1973 Dank der Spendenfreudigkeit der Gemeinde kann die dritte Orgel, wiederum von der Firma Schuke geschaffen werden.
1976 Sanierungsarbeiten am Dachstuhl und im Innenraum der Apsis müssen durchgeführt werden.
1987 Zur Abwehr von außen eindringender Regennässe wird das alte Dach durch ein neues Betonziegeldach ersetzt. Die Kehlbleche und Dachrinnen können gleichzeitig mit bestem Zinkblech, von der Partnergemeinde gespendet, erneuert werden. Das Trocknen des Mauerwerkes und des Innenraumes kann beginnen.
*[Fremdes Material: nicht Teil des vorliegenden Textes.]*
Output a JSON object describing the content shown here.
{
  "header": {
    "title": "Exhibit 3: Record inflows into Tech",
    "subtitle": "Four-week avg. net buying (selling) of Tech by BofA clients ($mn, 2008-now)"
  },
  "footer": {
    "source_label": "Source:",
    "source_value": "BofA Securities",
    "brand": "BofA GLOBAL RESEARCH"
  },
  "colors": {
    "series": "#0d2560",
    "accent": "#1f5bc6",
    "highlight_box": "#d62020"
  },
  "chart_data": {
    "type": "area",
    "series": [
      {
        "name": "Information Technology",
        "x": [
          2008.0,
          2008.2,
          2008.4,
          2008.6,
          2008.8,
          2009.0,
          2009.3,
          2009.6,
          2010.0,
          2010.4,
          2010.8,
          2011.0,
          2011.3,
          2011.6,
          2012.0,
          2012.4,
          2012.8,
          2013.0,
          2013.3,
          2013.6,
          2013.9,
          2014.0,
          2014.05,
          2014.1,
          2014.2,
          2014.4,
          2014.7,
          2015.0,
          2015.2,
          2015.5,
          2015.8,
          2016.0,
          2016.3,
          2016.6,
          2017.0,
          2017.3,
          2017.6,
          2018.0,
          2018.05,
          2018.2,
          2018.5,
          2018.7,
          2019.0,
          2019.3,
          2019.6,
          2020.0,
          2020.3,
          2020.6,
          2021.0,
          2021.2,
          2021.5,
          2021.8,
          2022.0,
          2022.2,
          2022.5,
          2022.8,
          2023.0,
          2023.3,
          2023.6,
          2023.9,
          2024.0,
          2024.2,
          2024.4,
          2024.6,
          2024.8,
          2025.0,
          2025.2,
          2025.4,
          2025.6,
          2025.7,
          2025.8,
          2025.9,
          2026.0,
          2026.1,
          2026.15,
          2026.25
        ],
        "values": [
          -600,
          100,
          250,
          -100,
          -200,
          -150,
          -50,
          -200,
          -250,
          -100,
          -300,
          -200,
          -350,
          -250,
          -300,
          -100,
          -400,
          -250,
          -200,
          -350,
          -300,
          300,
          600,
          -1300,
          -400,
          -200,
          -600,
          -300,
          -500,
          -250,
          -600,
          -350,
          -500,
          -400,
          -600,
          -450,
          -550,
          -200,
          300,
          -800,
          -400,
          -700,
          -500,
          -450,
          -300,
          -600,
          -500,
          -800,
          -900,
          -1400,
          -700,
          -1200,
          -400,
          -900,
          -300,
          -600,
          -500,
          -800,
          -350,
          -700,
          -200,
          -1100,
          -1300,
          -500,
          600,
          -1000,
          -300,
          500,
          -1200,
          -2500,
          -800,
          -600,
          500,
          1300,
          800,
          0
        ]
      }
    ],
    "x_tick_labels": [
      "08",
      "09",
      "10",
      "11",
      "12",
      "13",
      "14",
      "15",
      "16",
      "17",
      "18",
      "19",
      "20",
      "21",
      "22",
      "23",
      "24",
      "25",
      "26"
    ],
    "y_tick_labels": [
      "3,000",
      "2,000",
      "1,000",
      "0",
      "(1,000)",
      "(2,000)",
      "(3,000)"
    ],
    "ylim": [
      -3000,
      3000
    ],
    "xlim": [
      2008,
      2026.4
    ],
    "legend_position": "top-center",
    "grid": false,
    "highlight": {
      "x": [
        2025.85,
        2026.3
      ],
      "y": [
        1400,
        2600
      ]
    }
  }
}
1989 Die Elektrofreileitung zur Kirche wird durch ein Erdkabel ersetzt.
1990/91 Umfassende Rekonstruktion des Kirchturmes zur Sicherung und
Wiederherstellung des Mauerwerkes durch
- erweiterte und vollständige Erneuerung der Zinkbedeckung mit Kugel und Kreuz an der Spitze
- verbesserte und stilgerechte Aufrichtung der schadhaft gewordenen Steinkreuze
- Beseitigung eines vertikalen Mauerrisses durch Abstämmen einer Turmecke und deren Neuaufmauerung
- Auswechselung der verwitterten Mauersteine
- Reinigung und Hydrophobierung aller Turmflächen
- Instandsetzung der Glockenaufhängungen und Installation der Blitzschutzanlage.
Die Apsis wird im Mauerwerk ausgebessert, die Regenwasserabführung erstmalig gesichert und das Dach mit einer neuen Schieferabdeckung versehen.
1995/96 Fortsetzung der Rekonstruktion bzgl. Kirchenschiff durch
- Elektrifizierung der Läuteanlage
- Reinigung und Hydrophobierung des Kirchenschiffes
- Isolierung der Fundamente gegen aufsteigende Erdfeuchtigkeit
- Sanierung der Holzteile im Dach- und Turmbereich
- Beseitigung der durch Feuchtigkeit entstandenen Putzschäden
- vollständige Aufnahme der Bodenziegel im Chorraum der Kirche und deren ebenmäßige Aufmauerung mit Einlage einer Fußbodenheizung
- Erneuerung der kompletten Elektroinstallation mit neuer Einspeisung, zentraler Schaltung, neuer Innen- und Außenbeleuchtung sowie einer neuen Bankheizung
- Auswechselung aller Fenster, Erneuerung der Bleiverglasung und künstlerische Gestaltung der 5 Apsisfenster als Blickfang und Meditationsbild
1997 Malermäßige Renovierung der ganzen Kirche sowohl der Holz- wie der Wandflächen Pflasterung des Weges und Neuanlage der Grünflächen
1998 Aufstellung und Enthüllung des Steines zum Gedenken der Opfer von Krieg und Gewaltherrschaft
2000 Das Oberteil des Taufsteines aus dem Jahre 1870, wird mit einem durch die Firma Dinter angefertigten Unterteil aus Holz, im Konfirmations-gottesdienst zu Pfingsten enthüllt.
Die Außenanstrahlung wird am 06. Dezember im Rahmen eines Orgel-konzertes in Betrieb genommen.